Officer Involved Shooting?  Learn From Others' Mistakes

Officer Involved Shooting? Learn From Others' Mistakes

Come to our Investigators Conference, January 30-February 1, 2017

My agency has a team dedicated, full-time, to investigating Officer Use of Force incidents.

After my troops all received their Force Science Institute certifications, I sat down and started trying to find ongoing training for them.  I wasn't going to send them to Force Sciences over and over and AELE puts on a decent legal seminar, but that's more for my legal advisor.  There are a few traveling road shows by some detectives that have handled Officer Involved Shooting investigations, but my detectives have handled a fair amount of OIS cases themselves, and under rules that are not generally shared elsewhere.  I went to a couple of training conferences and found that many Detectives and Sergeants across the country really are kind of done with the "how" part of conducting these investigations and really are looking for tidbits that can help them in their own special rules and procedures. 

Homicide Investigator conferences are great. The problem is, spending time learning how to track things back to a suspect seems to eat 80% of the conferences while the technical information that would be more valuable for Officer Involved Shootings were bits of information here or there that could be applied sideways to our cases.

Several of my peers lamented the need for training that allows us to see what's new in technology and methods and where we could network and learn from each other's successes and missteps.  A few of us put together a non-profit membership organization that will allow for input from the membership and give us control of our own training conference where a homicide case study might not be as pertinent.  While our first conference is put together by the Board of Directors, an open period for future conferences will request input and surveys from the membership.

On top of our annual conference, we hope to provide additional training and member reviews of other training so that we can share our experience and knowledge with each other through our member-only web forum (under constructions at this moment).  Membership will also include a forceinvestigation.org email address and access to Google Apps for Work.  This benefit will allow you 30GB of cloud storage space (works with iPhone and Android and includes a phone camera PDF scanner) and video conferencing with up to 25 people online through Hangouts.  We're also building a member directory for direct access to other investigators that do what you do.
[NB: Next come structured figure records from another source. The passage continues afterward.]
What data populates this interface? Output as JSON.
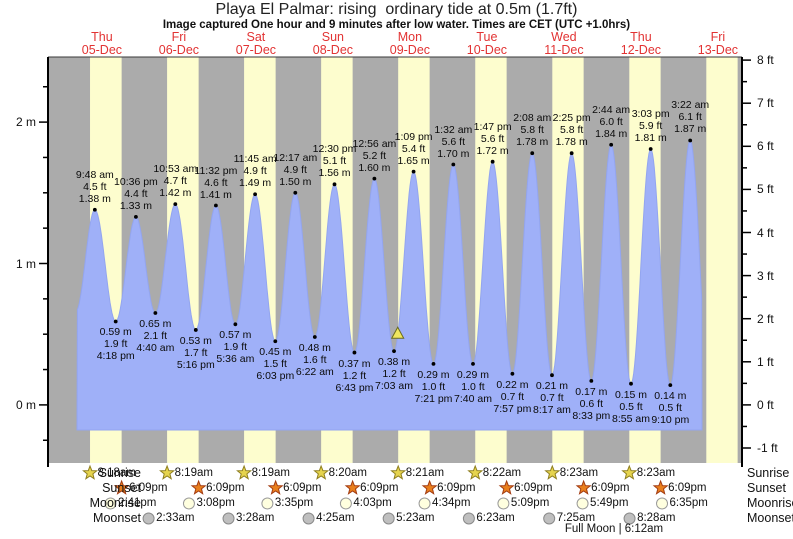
{
  "title": "Playa El Palmar: rising  ordinary tide at 0.5m (1.7ft)",
  "subtitle": "Image captured One hour and 9 minutes after low water. Times are CET (UTC +1.0hrs)",
  "chart_data": {
    "type": "area",
    "title": "Playa El Palmar: rising  ordinary tide at 0.5m (1.7ft)",
    "x_days": [
      {
        "dow": "Thu",
        "date": "05-Dec"
      },
      {
        "dow": "Fri",
        "date": "06-Dec"
      },
      {
        "dow": "Sat",
        "date": "07-Dec"
      },
      {
        "dow": "Sun",
        "date": "08-Dec"
      },
      {
        "dow": "Mon",
        "date": "09-Dec"
      },
      {
        "dow": "Tue",
        "date": "10-Dec"
      },
      {
        "dow": "Wed",
        "date": "11-Dec"
      },
      {
        "dow": "Thu",
        "date": "12-Dec"
      },
      {
        "dow": "Fri",
        "date": "13-Dec"
      }
    ],
    "y_axis_left": {
      "unit": "m",
      "ticks": [
        0,
        1,
        2
      ],
      "minor_step": 0.25
    },
    "y_axis_right": {
      "unit": "ft",
      "ticks": [
        -1,
        0,
        1,
        2,
        3,
        4,
        5,
        6,
        7,
        8
      ],
      "minor_step": 0.5
    },
    "tide_events": [
      {
        "type": "high",
        "day": 0,
        "time": "9:48 am",
        "ft": 4.5,
        "m": 1.38
      },
      {
        "type": "low",
        "day": 0,
        "time": "4:18 pm",
        "ft": 1.9,
        "m": 0.59
      },
      {
        "type": "high",
        "day": 0,
        "time": "10:36 pm",
        "ft": 4.4,
        "m": 1.33
      },
      {
        "type": "low",
        "day": 1,
        "time": "4:40 am",
        "ft": 2.1,
        "m": 0.65
      },
      {
        "type": "high",
        "day": 1,
        "time": "10:53 am",
        "ft": 4.7,
        "m": 1.42
      },
      {
        "type": "low",
        "day": 1,
        "time": "5:16 pm",
        "ft": 1.7,
        "m": 0.53
      },
      {
        "type": "high",
        "day": 1,
        "time": "11:32 pm",
        "ft": 4.6,
        "m": 1.41
      },
      {
        "type": "low",
        "day": 2,
        "time": "5:36 am",
        "ft": 1.9,
        "m": 0.57
      },
      {
        "type": "high",
        "day": 2,
        "time": "11:45 am",
        "ft": 4.9,
        "m": 1.49
      },
      {
        "type": "low",
        "day": 2,
        "time": "6:03 pm",
        "ft": 1.5,
        "m": 0.45
      },
      {
        "type": "high",
        "day": 3,
        "time": "12:17 am",
        "ft": 4.9,
        "m": 1.5
      },
      {
        "type": "low",
        "day": 3,
        "time": "6:22 am",
        "ft": 1.6,
        "m": 0.48
      },
      {
        "type": "high",
        "day": 3,
        "time": "12:30 pm",
        "ft": 5.1,
        "m": 1.56
      },
      {
        "type": "low",
        "day": 3,
        "time": "6:43 pm",
        "ft": 1.2,
        "m": 0.37
      },
      {
        "type": "high",
        "day": 4,
        "time": "12:56 am",
        "ft": 5.2,
        "m": 1.6
      },
      {
        "type": "low",
        "day": 4,
        "time": "7:03 am",
        "ft": 1.2,
        "m": 0.38
      },
      {
        "type": "high",
        "day": 4,
        "time": "1:09 pm",
        "ft": 5.4,
        "m": 1.65
      },
      {
        "type": "low",
        "day": 4,
        "time": "7:21 pm",
        "ft": 1.0,
        "m": 0.29
      },
      {
        "type": "high",
        "day": 5,
        "time": "1:32 am",
        "ft": 5.6,
        "m": 1.7
      },
      {
        "type": "low",
        "day": 5,
        "time": "7:40 am",
        "ft": 1.0,
        "m": 0.29
      },
      {
        "type": "high",
        "day": 5,
        "time": "1:47 pm",
        "ft": 5.6,
        "m": 1.72
      },
      {
        "type": "low",
        "day": 5,
        "time": "7:57 pm",
        "ft": 0.7,
        "m": 0.22
      },
      {
        "type": "high",
        "day": 6,
        "time": "2:08 am",
        "ft": 5.8,
        "m": 1.78
      },
      {
        "type": "low",
        "day": 6,
        "time": "8:17 am",
        "ft": 0.7,
        "m": 0.21
      },
      {
        "type": "high",
        "day": 6,
        "time": "2:25 pm",
        "ft": 5.8,
        "m": 1.78
      },
      {
        "type": "low",
        "day": 6,
        "time": "8:33 pm",
        "ft": 0.6,
        "m": 0.17
      },
      {
        "type": "high",
        "day": 7,
        "time": "2:44 am",
        "ft": 6.0,
        "m": 1.84
      },
      {
        "type": "low",
        "day": 7,
        "time": "8:55 am",
        "ft": 0.5,
        "m": 0.15
      },
      {
        "type": "high",
        "day": 7,
        "time": "3:03 pm",
        "ft": 5.9,
        "m": 1.81
      },
      {
        "type": "low",
        "day": 7,
        "time": "9:10 pm",
        "ft": 0.5,
        "m": 0.14
      },
      {
        "type": "high",
        "day": 8,
        "time": "3:22 am",
        "ft": 6.1,
        "m": 1.87
      }
    ],
    "current_marker": {
      "day": 4,
      "time": "8:12 am",
      "height_m": 0.5
    },
    "colors": {
      "water": "#9fb0f8",
      "day_band": "#fdfdce",
      "night_band": "#ababab",
      "day_label_red": "#e23333",
      "marker_yellow": "#efe65e"
    }
  },
  "almanac": {
    "rows": [
      {
        "label": "Sunrise",
        "icon": "sunrise-star-icon",
        "events": [
          {
            "day": 0,
            "time": "8:18am"
          },
          {
            "day": 1,
            "time": "8:19am"
          },
          {
            "day": 2,
            "time": "8:19am"
          },
          {
            "day": 3,
            "time": "8:20am"
          },
          {
            "day": 4,
            "time": "8:21am"
          },
          {
            "day": 5,
            "time": "8:22am"
          },
          {
            "day": 6,
            "time": "8:23am"
          },
          {
            "day": 7,
            "time": "8:23am"
          }
        ]
      },
      {
        "label": "Sunset",
        "icon": "sunset-star-icon",
        "events": [
          {
            "day": 0,
            "time": "6:09pm"
          },
          {
            "day": 1,
            "time": "6:09pm"
          },
          {
            "day": 2,
            "time": "6:09pm"
          },
          {
            "day": 3,
            "time": "6:09pm"
          },
          {
            "day": 4,
            "time": "6:09pm"
          },
          {
            "day": 5,
            "time": "6:09pm"
          },
          {
            "day": 6,
            "time": "6:09pm"
          },
          {
            "day": 7,
            "time": "6:09pm"
          }
        ]
      },
      {
        "label": "Moonrise",
        "icon": "moonrise-circle-icon",
        "events": [
          {
            "day": 0,
            "time": "2:41pm"
          },
          {
            "day": 1,
            "time": "3:08pm"
          },
          {
            "day": 2,
            "time": "3:35pm"
          },
          {
            "day": 3,
            "time": "4:03pm"
          },
          {
            "day": 4,
            "time": "4:34pm"
          },
          {
            "day": 5,
            "time": "5:09pm"
          },
          {
            "day": 6,
            "time": "5:49pm"
          },
          {
            "day": 7,
            "time": "6:35pm"
          }
        ]
      },
      {
        "label": "Moonset",
        "icon": "moonset-circle-icon",
        "events": [
          {
            "day": 1,
            "time": "2:33am"
          },
          {
            "day": 2,
            "time": "3:28am"
          },
          {
            "day": 3,
            "time": "4:25am"
          },
          {
            "day": 4,
            "time": "5:23am"
          },
          {
            "day": 5,
            "time": "6:23am"
          },
          {
            "day": 6,
            "time": "7:25am"
          },
          {
            "day": 7,
            "time": "8:28am"
          }
        ]
      }
    ],
    "footer": "Full Moon | 6:12am"
  }
}
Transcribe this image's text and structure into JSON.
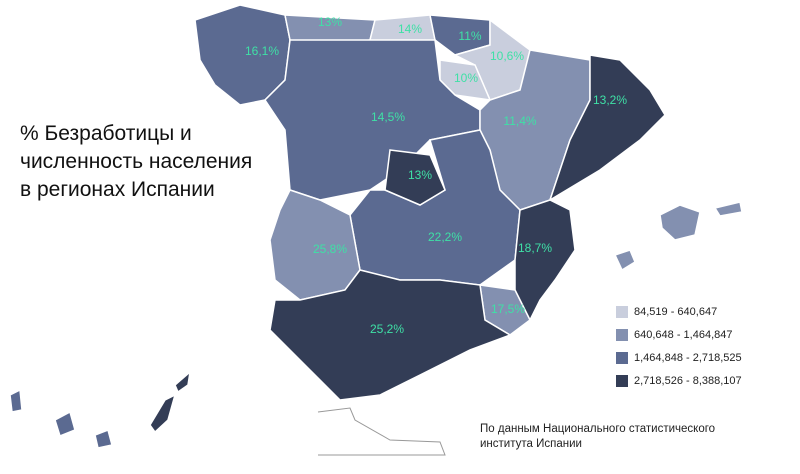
{
  "title_lines": [
    "% Безработицы и",
    "численность населения",
    "в регионах Испании"
  ],
  "regions": [
    {
      "label": "16,1%"
    },
    {
      "label": "13%"
    },
    {
      "label": "14%"
    },
    {
      "label": "11%"
    },
    {
      "label": "10,6%"
    },
    {
      "label": "10%"
    },
    {
      "label": "14,5%"
    },
    {
      "label": "11,4%"
    },
    {
      "label": "13,2%"
    },
    {
      "label": "13%"
    },
    {
      "label": "25,8%"
    },
    {
      "label": "22,2%"
    },
    {
      "label": "18,7%"
    },
    {
      "label": "17,5%"
    },
    {
      "label": "25,2%"
    }
  ],
  "legend": [
    {
      "label": "84,519 - 640,647",
      "color": "#c9cedd"
    },
    {
      "label": "640,648 - 1,464,847",
      "color": "#8390b0"
    },
    {
      "label": "1,464,848 - 2,718,525",
      "color": "#5b6a91"
    },
    {
      "label": "2,718,526 - 8,388,107",
      "color": "#333d56"
    }
  ],
  "source_lines": [
    "По данным Национального статистического",
    "института Испании"
  ]
}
Membership is generally tax deductible as we are a 501(c)(3). We felt it important to be a non-profit educational association as we really didn't want to be perceived as biased or in it for some personal gain.  All monies received go toward trying to provide training for the investigator to improve investigations of use of force, a critically important field at this time in our history.  Just look at Albuquerque, Chicago, Cleveland, Baltimore, and Seattle.  As funding sources become more consistent and as the association grows, we fully anticipate training costs for attendees will go down proportionally. 
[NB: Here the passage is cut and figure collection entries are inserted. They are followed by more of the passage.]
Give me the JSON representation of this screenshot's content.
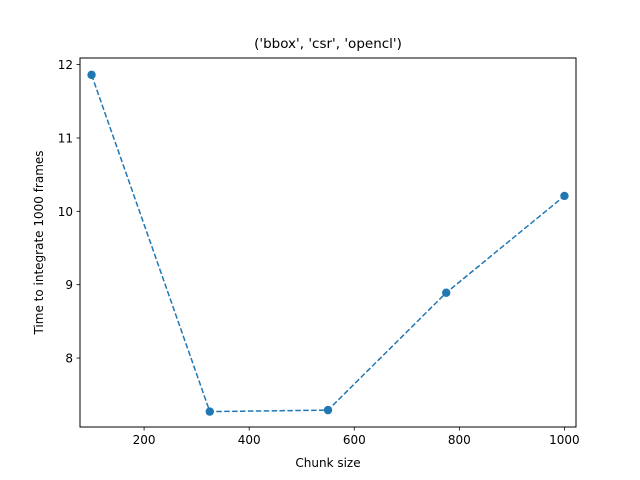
{
  "chart_data": {
    "type": "line",
    "title": "('bbox', 'csr', 'opencl')",
    "xlabel": "Chunk size",
    "ylabel": "Time to integrate 1000 frames",
    "xlim": [
      78,
      1022
    ],
    "ylim": [
      7.06,
      12.09
    ],
    "x_ticks": [
      200,
      400,
      600,
      800,
      1000
    ],
    "y_ticks": [
      8,
      9,
      10,
      11,
      12
    ],
    "grid": false,
    "legend": "none",
    "line_style": "dashed",
    "marker": "circle",
    "color": "#1f77b4",
    "series": [
      {
        "x": [
          100,
          325,
          550,
          775,
          1000
        ],
        "values": [
          11.86,
          7.27,
          7.29,
          8.89,
          10.21
        ]
      }
    ]
  }
}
Please take a moment to consider coming to our first conference.  It will be great and the networking alone is worth it.  To date, we will have attendees from: Seattle PD, LAPD, Baltimore PD, Arlington PD, Memphis PD, Nashville PD, Albuquerque PD, Las Vegas Metro, King County Sheriff, Salt Lake City PD, Sonoma County Sheriff, West Valley City PD, Unified PD of Greater Salt Lake, Vancouver PD BC, Washington State Patrol, Fairfield CA PD, Torrance CA PD, and others!